Ecco, dunque, Gian Burrasca, simbolo ante litteram di ogni ribellione giovanile, così lontano, specialmente all’epoca della sua pubblicazione, dallo stereotipo allora dominante dei libri a carattere educativo e dalla forte impronta moralistica, pensati e scritti per il pubblico degli adolescenti, spesso da questi poco apprezzati, e che possono simbolicamente essere riassunti dal noto e  famigerato libro Cuore.  

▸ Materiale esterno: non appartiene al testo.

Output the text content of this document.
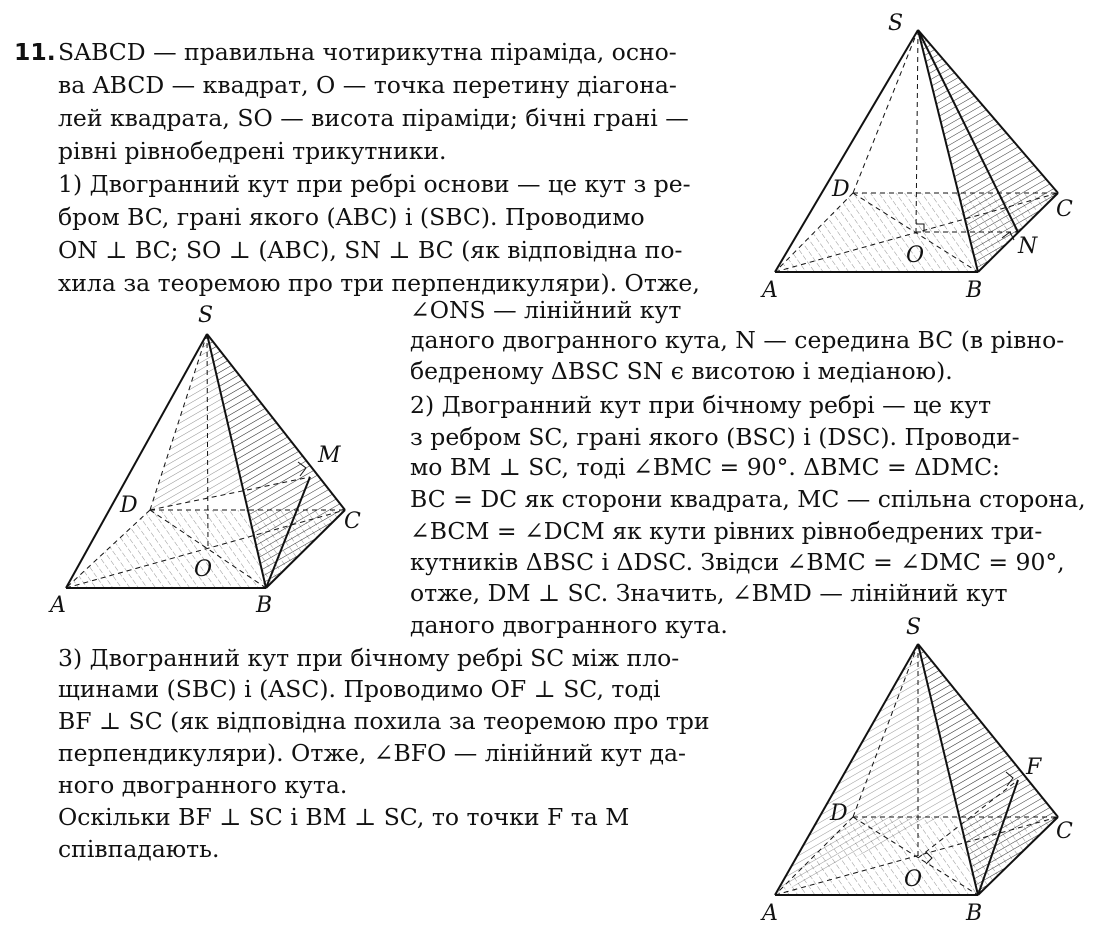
11. SABCD — правильна чотирикутна піраміда, осно-
ва ABCD — квадрат, O — точка перетину діагона-
лей квадрата, SO — висота піраміди; бічні грані —
рівні рівнобедрені трикутники.
1) Двогранний кут при ребрі основи — це кут з ре-
бром BC, грані якого (ABC) і (SBC). Проводимо
ON ⊥ BC; SO ⊥ (ABC), SN ⊥ BC (як відповідна по-
хила за теоремою про три перпендикуляри). Отже,
∠ONS — лінійний кут
даного двогранного кута, N — середина BC (в рівно-
бедреному ΔBSC SN є висотою і медіаною).
2) Двогранний кут при бічному ребрі — це кут
з ребром SC, грані якого (BSC) і (DSC). Проводи-
мо BM ⊥ SC, тоді ∠BMC = 90°. ΔBMC = ΔDMC:
BC = DC як сторони квадрата, MC — спільна сторона,
∠BCM = ∠DCM як кути рівних рівнобедрених три-
кутників ΔBSC і ΔDSC. Звідси ∠BMC = ∠DMC = 90°,
отже, DM ⊥ SC. Значить, ∠BMD — лінійний кут
даного двогранного кута.
3) Двогранний кут при бічному ребрі SC між пло-
щинами (SBC) і (ASC). Проводимо OF ⊥ SC, тоді
BF ⊥ SC (як відповідна похила за теоремою про три
перпендикуляри). Отже, ∠BFO — лінійний кут да-
ного двогранного кута.
Оскільки BF ⊥ SC і BM ⊥ SC, то точки F та M
співпадають.
S
A	B
C
D
O	N
S
A	B
C
D
O
M
S
A	B
C
D
O
F
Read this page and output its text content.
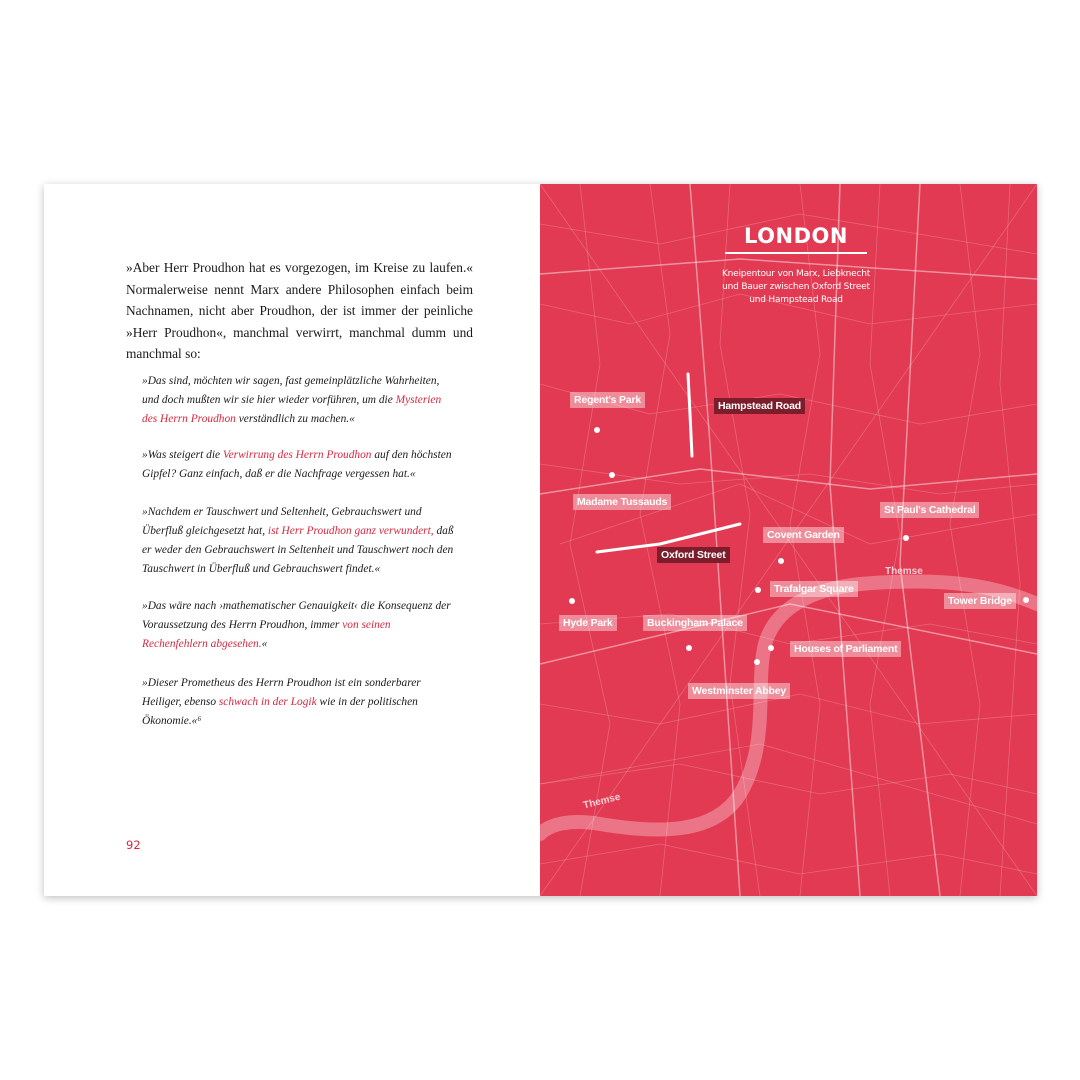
»Aber Herr Proudhon hat es vorgezogen, im Kreise zu laufen.« Normalerweise nennt Marx andere Philosophen einfach beim Nachnamen, nicht aber Proudhon, der ist immer der peinliche »Herr Proudhon«, manchmal verwirrt, manchmal dumm und manchmal so:

»Das sind, möchten wir sagen, fast gemeinplätzliche Wahrheiten, und doch mußten wir sie hier wieder vorführen, um die Mysterien des Herrn Proudhon verständlich zu machen.«

»Was steigert die Verwirrung des Herrn Proudhon auf den höchsten Gipfel? Ganz einfach, daß er die Nachfrage vergessen hat.«

»Nachdem er Tauschwert und Seltenheit, Gebrauchswert und Überfluß gleichgesetzt hat, ist Herr Proudhon ganz verwundert, daß er weder den Gebrauchswert in Seltenheit und Tauschwert noch den Tauschwert in Überfluß und Gebrauchswert findet.«

»Das wäre nach ›mathematischer Genauigkeit‹ die Konsequenz der Voraussetzung des Herrn Proudhon, immer von seinen Rechenfehlern abgesehen.«

»Dieser Prometheus des Herrn Proudhon ist ein sonderbarer Heiliger, ebenso schwach in der Logik wie in der politischen Ökonomie.«⁶

92
LONDON
Kneipentour von Marx, Liebknecht und Bauer zwischen Oxford Street und Hampstead Road
Regent's Park	Hampstead Road
Madame Tussauds
St Paul's Cathedral
Covent Garden
Oxford Street
Themse
Trafalgar Square
Tower Bridge
Hyde Park	Buckingham Palace
Houses of Parliament
Westminster Abbey
Themse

Gian Burrasca, pubblicato a puntate su Il Giornalino della Domenica fra il 1907 e il 1908 e illustrato dallo stesso Vamba mette in scena, fra i primi, un sincero e credibile racconto narrato attraverso gli occhi infantili del protagonista (tramite lo stratagemma narrativo del diario [1]) il piccolo Giannino Stoppani, figlio di una famiglia della media borghesia di inizio secolo, insofferente nei confronti di ogni tipo di autorità e dedito a burle e scherzi, dalle conseguenze a volte terribili e per le quali Giannino viene inutilmente redarguito e punito, ma che hanno comunque, punizione o meno, l’effetto di rovesciare il punto di vista tutto adulto e ancora Ottocentesco sulla società, sulla famiglia e sul ruolo dei bambini all’interno di questi sistemi, più piccoli adulti che infanti con codici ed esigenze diverse.

La sfida affrontata da De Luca e Nizzi è triplice.

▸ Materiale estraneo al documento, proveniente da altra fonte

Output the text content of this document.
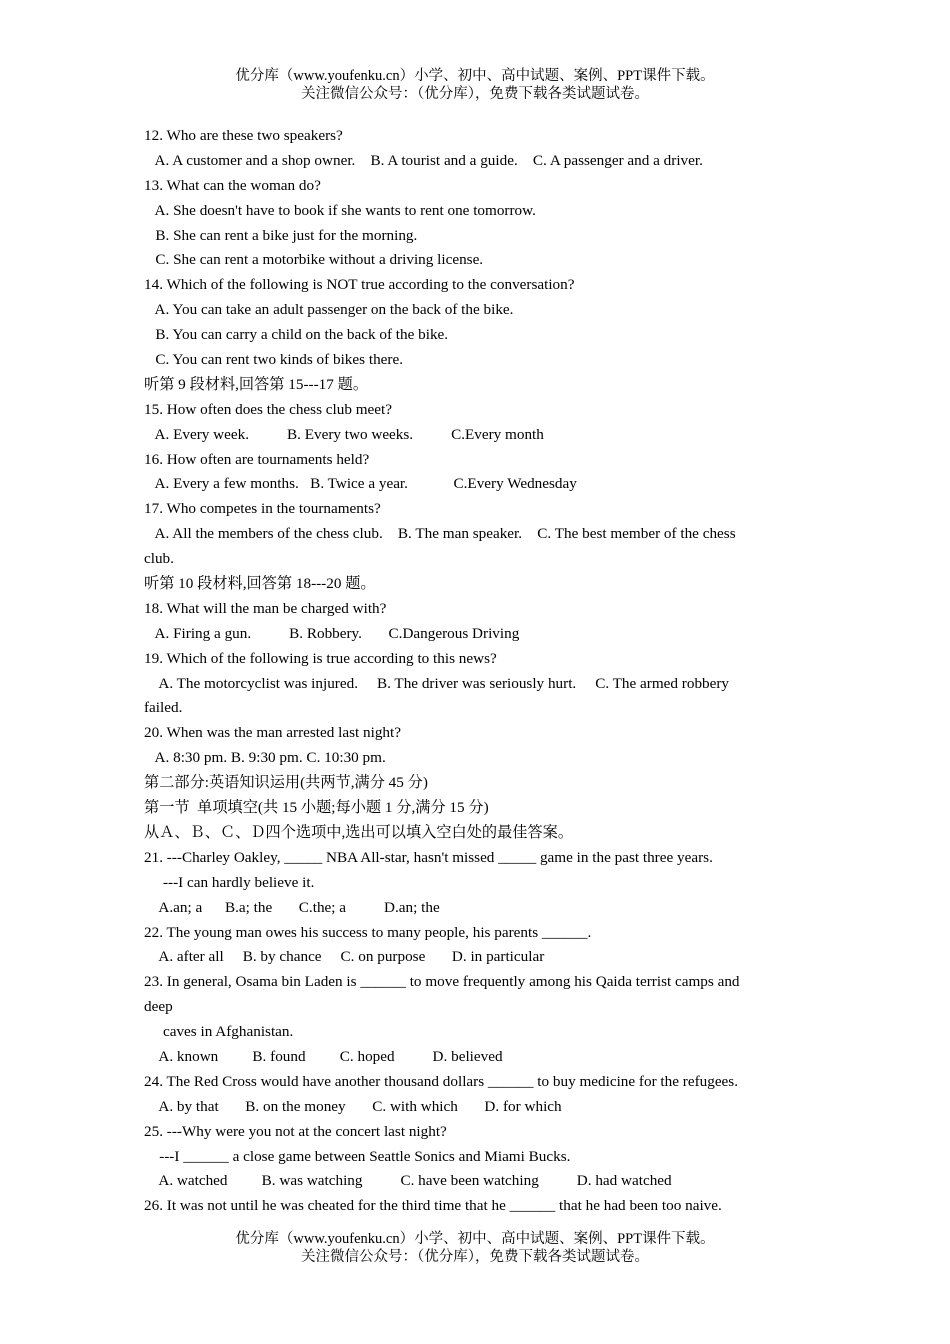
优分库（www.youfenku.cn）小学、初中、高中试题、案例、PPT课件下载。
关注微信公众号：（优分库），免费下载各类试题试卷。
12. Who are these two speakers?
A. A customer and a shop owner.    B. A tourist and a guide.    C. A passenger and a driver.
13. What can the woman do?
A. She doesn't have to book if she wants to rent one tomorrow.
B. She can rent a bike just for the morning.
C. She can rent a motorbike without a driving license.
14. Which of the following is NOT true according to the conversation?
A. You can take an adult passenger on the back of the bike.
B. You can carry a child on the back of the bike.
C. You can rent two kinds of bikes there.
听第 9 段材料,回答第 15---17 题。
15. How often does the chess club meet?
A. Every week.          B. Every two weeks.          C.Every month
16. How often are tournaments held?
A. Every a few months.   B. Twice a year.            C.Every Wednesday
17. Who competes in the tournaments?
A. All the members of the chess club.    B. The man speaker.    C. The best member of the chess
club.
听第 10 段材料,回答第 18---20 题。
18. What will the man be charged with?
A. Firing a gun.          B. Robbery.       C.Dangerous Driving
19. Which of the following is true according to this news?
A. The motorcyclist was injured.     B. The driver was seriously hurt.     C. The armed robbery
failed.
20. When was the man arrested last night?
A. 8:30 pm. B. 9:30 pm. C. 10:30 pm.
第二部分:英语知识运用(共两节,满分 45 分)
第一节  单项填空(共 15 小题;每小题 1 分,满分 15 分)
从Ａ、Ｂ、Ｃ、Ｄ四个选项中,选出可以填入空白处的最佳答案。
21. ---Charley Oakley, _____ NBA All-star, hasn't missed _____ game in the past three years.
---I can hardly believe it.
A.an; a      B.a; the       C.the; a          D.an; the
22. The young man owes his success to many people, his parents ______.
A. after all     B. by chance     C. on purpose       D. in particular
23. In general, Osama bin Laden is ______ to move frequently among his Qaida terrist camps and
deep
caves in Afghanistan.
A. known         B. found         C. hoped          D. believed
24. The Red Cross would have another thousand dollars ______ to buy medicine for the refugees.
A. by that       B. on the money       C. with which       D. for which
25. ---Why were you not at the concert last night?
---I ______ a close game between Seattle Sonics and Miami Bucks.
A. watched         B. was watching          C. have been watching          D. had watched
26. It was not until he was cheated for the third time that he ______ that he had been too naive.
优分库（www.youfenku.cn）小学、初中、高中试题、案例、PPT课件下载。
关注微信公众号：（优分库），免费下载各类试题试卷。
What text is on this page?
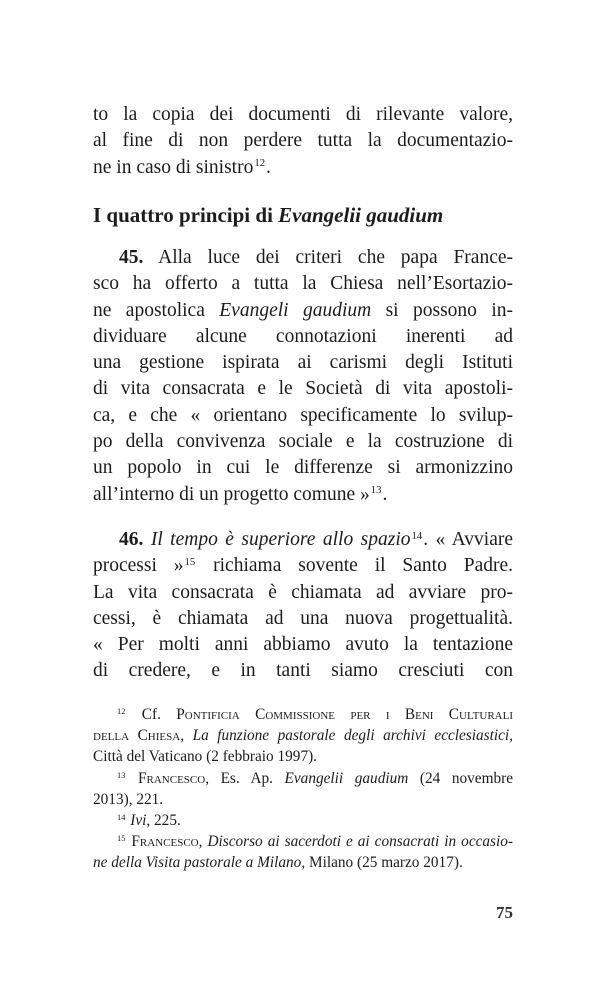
to la copia dei documenti di rilevante valore,
al fine di non perdere tutta la documentazio-
ne in caso di sinistro$^{12}$.
I quattro principi di Evangelii gaudium
45. Alla luce dei criteri che papa France-
sco ha offerto a tutta la Chiesa nell’Esortazio-
ne apostolica Evangeli gaudium si possono in-
dividuare alcune connotazioni inerenti ad
una gestione ispirata ai carismi degli Istituti
di vita consacrata e le Società di vita apostoli-
ca, e che « orientano specificamente lo svilup-
po della convivenza sociale e la costruzione di
un popolo in cui le differenze si armonizzino
all’interno di un progetto comune »$^{13}$.
46. Il tempo è superiore allo spazio$^{14}$. « Avviare
processi »$^{15}$ richiama sovente il Santo Padre.
La vita consacrata è chiamata ad avviare pro-
cessi, è chiamata ad una nuova progettualità.
« Per molti anni abbiamo avuto la tentazione
di credere, e in tanti siamo cresciuti con
$^{12}$ Cf. Pontificia Commissione per i Beni Culturali
della Chiesa, La funzione pastorale degli archivi ecclesiastici,
Città del Vaticano (2 febbraio 1997).
$^{13}$ Francesco, Es. Ap. Evangelii gaudium (24 novembre
2013), 221.
$^{14}$ Ivi, 225.
$^{15}$ Francesco, Discorso ai sacerdoti e ai consacrati in occasio-
ne della Visita pastorale a Milano, Milano (25 marzo 2017).
75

Da un lato, si trovano a dover attualizzare un’opera di quasi ottant’anni prima (ma per quanto era cambiata la società italiana in quel lasso di tempo potrebbero anche essere stati secoli), senza tradirla nello spirito. Ancora: i due autori si confrontano con quello che era ormai un classico della letteratura, più volte ristampato e già più volte rivisitato. Famosa la versione televisiva Rai (1964-65), per la regia di Lina Wertmuller, con una giovane Rita Pavone nel ruolo di Gian Burrasca, rimasta nella memoria, soprattutto, per la celeberrima canzone “W la pappa col pomodoro”

Per quanto riguarda nello specifico il versante grafico, De Luca si trovava anche a “sfidare” i grandi maestri che, prima di lui, avevano illustrato questo racconto. Fra tutti, il primo, lo stesso Vamba che, altro suo merito, aveva illustrato i vari episodi che sarebbero poi stati raccolti in volume, con un segno che ricordava, appunto, una mano infantile [3], per rendere ancora più mimetica l’immedesimazione con il proprio personaggio e con questo quella dei suoi giovani lettori. Inoltre, De Luca e Nizzi avrebbero dovuto trovare un modo per rendere, in maniera altrettanto efficace, la leggerezza di scrittura e il punto di vista soggettivo del protagonista dell’opera in questione.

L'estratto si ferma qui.